LA TRIBUNE DIMANCHE – La présidence française fait des grands déséquilibres économiques le thème prioritaire de ce G7. Pensez-vous, comme elle, qu’ils menacent la stabilité mondiale ?
GILLES GRESSANI – Sur ce sujet, il faut se souvenir de la dernière conversation entre Xi Jinping et Barack Obama, quand ce dernier était en fin de mandat. Le président chinois se disait très surpris de voir une personne aussi étonnante que Donald Trump être élue à la Maison-Blanche. Obama répondit très simplement : « C’est le résultat de ce que vous avez fait à notre économie. »
Autrement dit, l’asymétrie économique que la Chine a mise en place a provoqué la dislocation de l’industrie américaine et renforcé la difficulté pour la classe moyenne de maintenir son niveau de vie. C’est ce qui a produit ce symptôme dont Donald Trump est l’expression.
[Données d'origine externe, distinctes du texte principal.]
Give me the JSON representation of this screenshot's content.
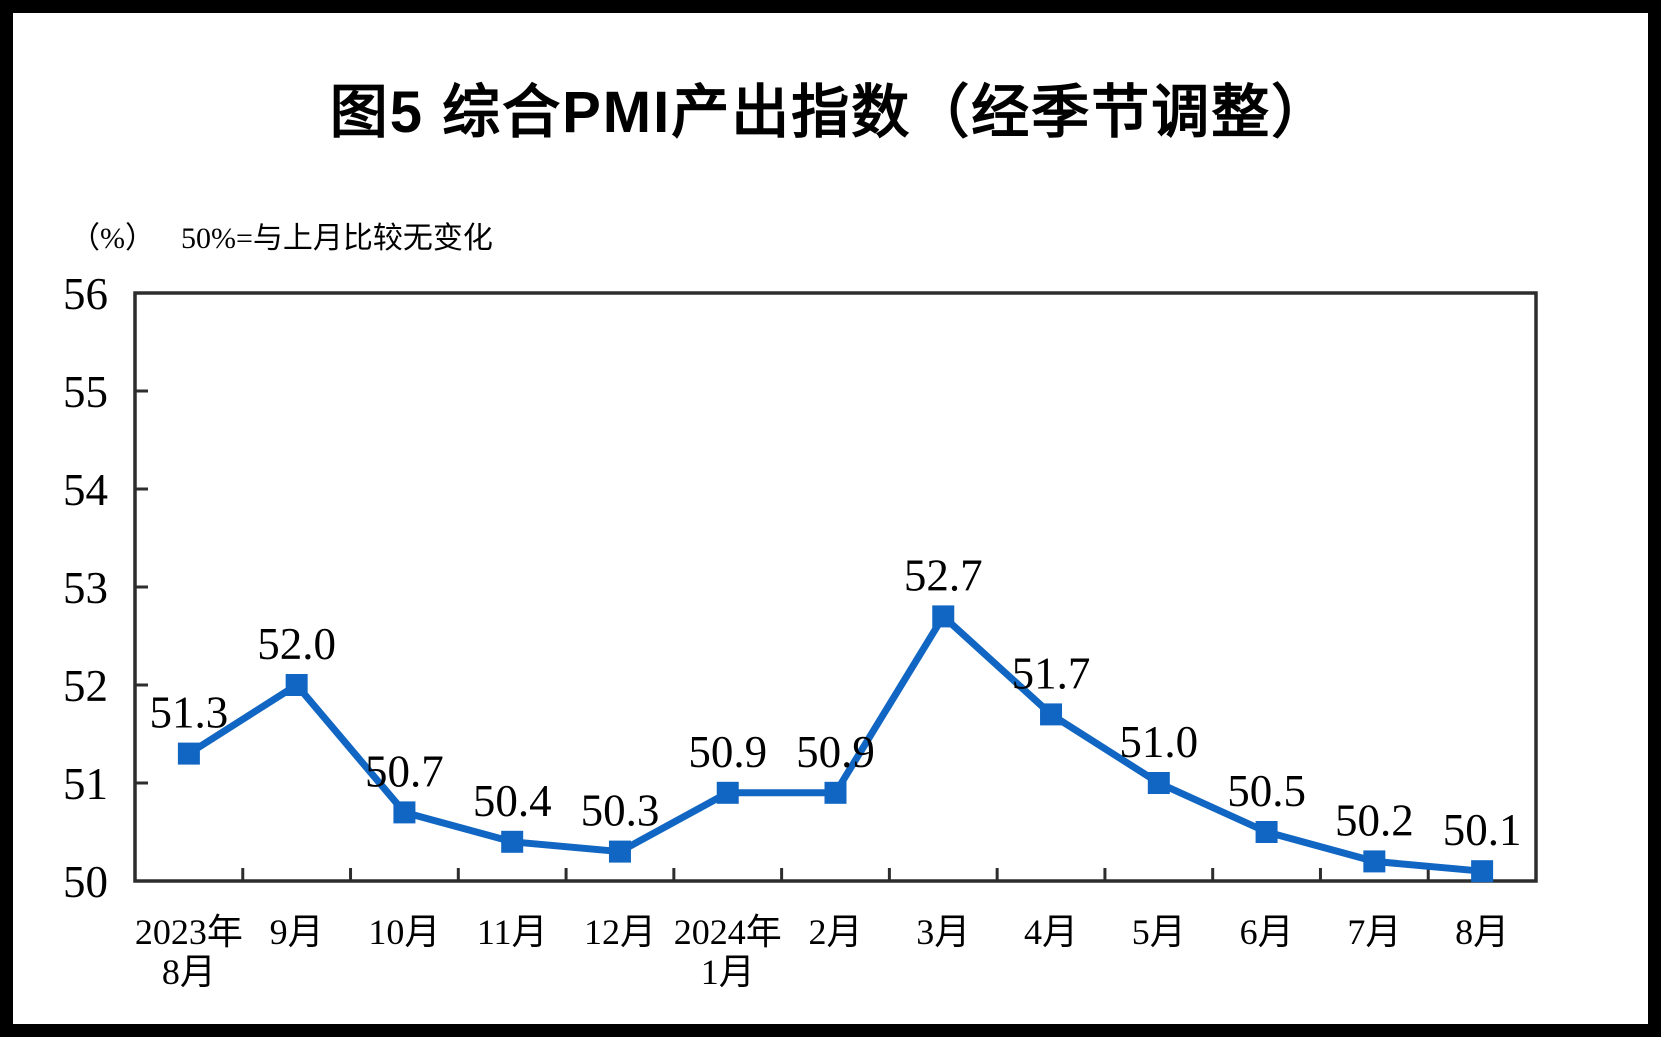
{
  "title": "图5 综合PMI产出指数（经季节调整）",
  "unit_note": "（%）",
  "subtitle": "50%=与上月比较无变化",
  "chart_data": {
    "type": "line",
    "title": "图5 综合PMI产出指数（经季节调整）",
    "unit_label": "（%）",
    "note": "50%=与上月比较无变化",
    "categories": [
      "2023年\n8月",
      "9月",
      "10月",
      "11月",
      "12月",
      "2024年\n1月",
      "2月",
      "3月",
      "4月",
      "5月",
      "6月",
      "7月",
      "8月"
    ],
    "series": [
      {
        "name": "综合PMI产出指数",
        "values": [
          51.3,
          52.0,
          50.7,
          50.4,
          50.3,
          50.9,
          50.9,
          52.7,
          51.7,
          51.0,
          50.5,
          50.2,
          50.1
        ]
      }
    ],
    "data_labels": [
      "51.3",
      "52.0",
      "50.7",
      "50.4",
      "50.3",
      "50.9",
      "50.9",
      "52.7",
      "51.7",
      "51.0",
      "50.5",
      "50.2",
      "50.1"
    ],
    "ylim": [
      50,
      56
    ],
    "yticks": [
      50,
      51,
      52,
      53,
      54,
      55,
      56
    ],
    "grid": false,
    "legend": "none",
    "line_color": "#1166C3",
    "marker": "square",
    "axis_color": "#2D2D2D",
    "text_color": "#000000"
  }
}
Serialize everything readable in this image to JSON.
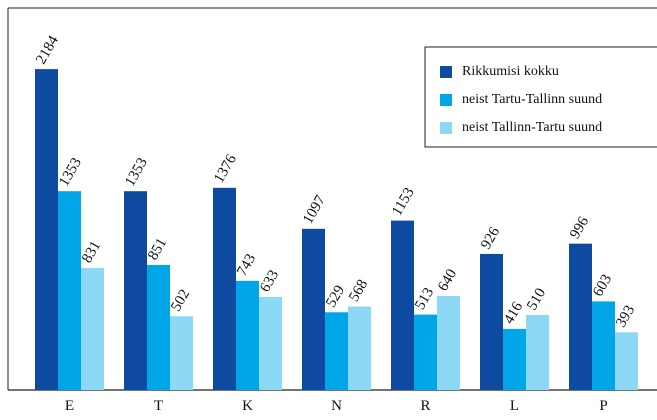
{
  "chart_data": {
    "type": "bar",
    "categories": [
      "E",
      "T",
      "K",
      "N",
      "R",
      "L",
      "P"
    ],
    "series": [
      {
        "name": "Rikkumisi kokku",
        "color": "#0d4aa0",
        "values": [
          2184,
          1353,
          1376,
          1097,
          1153,
          926,
          996
        ]
      },
      {
        "name": "neist Tartu-Tallinn suund",
        "color": "#00a6e8",
        "values": [
          1353,
          851,
          743,
          529,
          513,
          416,
          603
        ]
      },
      {
        "name": "neist Tallinn-Tartu suund",
        "color": "#8dd8f5",
        "values": [
          831,
          502,
          633,
          568,
          640,
          510,
          393
        ]
      }
    ],
    "ylim": [
      0,
      2600
    ],
    "legend": "upper right"
  }
}
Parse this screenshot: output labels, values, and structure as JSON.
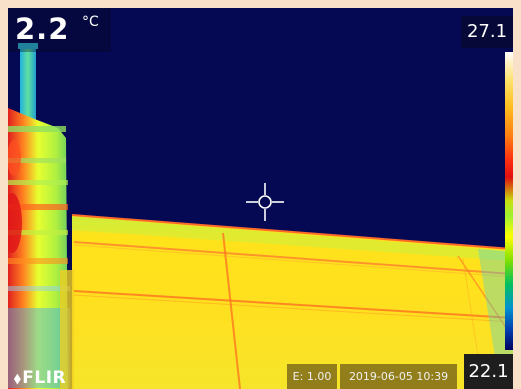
{
  "spot_temperature": {
    "value": "2.2",
    "unit": "°C"
  },
  "scale": {
    "max_label": "27.1",
    "min_label": "22.1",
    "palette": [
      "#ffffff",
      "#ffe066",
      "#ff8010",
      "#e01010",
      "#c8e010",
      "#ffff00",
      "#00c060",
      "#0090d0",
      "#000060"
    ]
  },
  "status_bar": {
    "emissivity": "E: 1.00",
    "timestamp": "2019-06-05  10:39"
  },
  "brand": {
    "logo_text": "FLIR"
  },
  "icons": {
    "crosshair": "spot-meter-crosshair-icon",
    "logo": "flir-logo-icon"
  },
  "colors": {
    "sky": "#050852",
    "roof_warm": "#ffe41a",
    "roof_edge": "#ff5a1e",
    "cool_band": "#00c8ff"
  }
}
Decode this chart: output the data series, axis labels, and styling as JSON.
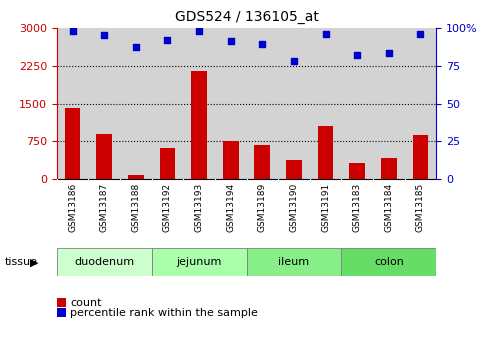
{
  "title": "GDS524 / 136105_at",
  "samples": [
    "GSM13186",
    "GSM13187",
    "GSM13188",
    "GSM13192",
    "GSM13193",
    "GSM13194",
    "GSM13189",
    "GSM13190",
    "GSM13191",
    "GSM13183",
    "GSM13184",
    "GSM13185"
  ],
  "counts": [
    1420,
    900,
    80,
    630,
    2150,
    750,
    670,
    380,
    1050,
    330,
    420,
    870
  ],
  "percentiles": [
    98,
    95,
    87,
    92,
    98,
    91,
    89,
    78,
    96,
    82,
    83,
    96
  ],
  "tissues": [
    {
      "label": "duodenum",
      "start": 0,
      "end": 3,
      "color": "#ccffcc"
    },
    {
      "label": "jejunum",
      "start": 3,
      "end": 6,
      "color": "#aaffaa"
    },
    {
      "label": "ileum",
      "start": 6,
      "end": 9,
      "color": "#88ee88"
    },
    {
      "label": "colon",
      "start": 9,
      "end": 12,
      "color": "#66dd66"
    }
  ],
  "bar_color": "#cc0000",
  "dot_color": "#0000cc",
  "left_ylim": [
    0,
    3000
  ],
  "left_yticks": [
    0,
    750,
    1500,
    2250,
    3000
  ],
  "right_ylim": [
    0,
    100
  ],
  "right_yticks": [
    0,
    25,
    50,
    75,
    100
  ],
  "grid_color": "#000000",
  "bg_color": "#ffffff",
  "bar_bg_color": "#d3d3d3",
  "tissue_label": "tissue",
  "legend_count": "count",
  "legend_percentile": "percentile rank within the sample",
  "title_color": "#000000",
  "left_axis_color": "#cc0000",
  "right_axis_color": "#0000cc"
}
Mais Xi a surtout vu que l’élection de Trump allait changer la manière dont pouvait être perçue cette asymétrie.
C’est-à-dire ?
Tous les jours, le président américain incarne et met en scène la dislocation de l’ordre international alors qu’elle a été provoquée par une configuration économique beaucoup plus large. Dans la mise en récit de notre monde, nous ne regardons que les États-Unis. C’est un spectacle planétaire qui captive des milliards de personnes. Mais cela nous empêche de voir une transformation beaucoup plus profonde. Nous tombons dans ce piège qui consiste à ignorer presque tout de la Chine.
Pourquoi cette indifférence ?
Nous pensons le monde, notamment en Europe occidentale, comme celui des années 2000 alors que nous sommes plus proches de 2050. Nous ne sommes pas entrés dans le XXIe siècle si nous ne prenons pas la mesure du rôle que la Chine est en train de jouer. C’est pourquoi nous avons lancé le test dit « des trois Chinois » : « Citez-moi trois Chinois vivants dont vous connaissez le nom. » Peu y parviennent, et c’est un problème démocratique.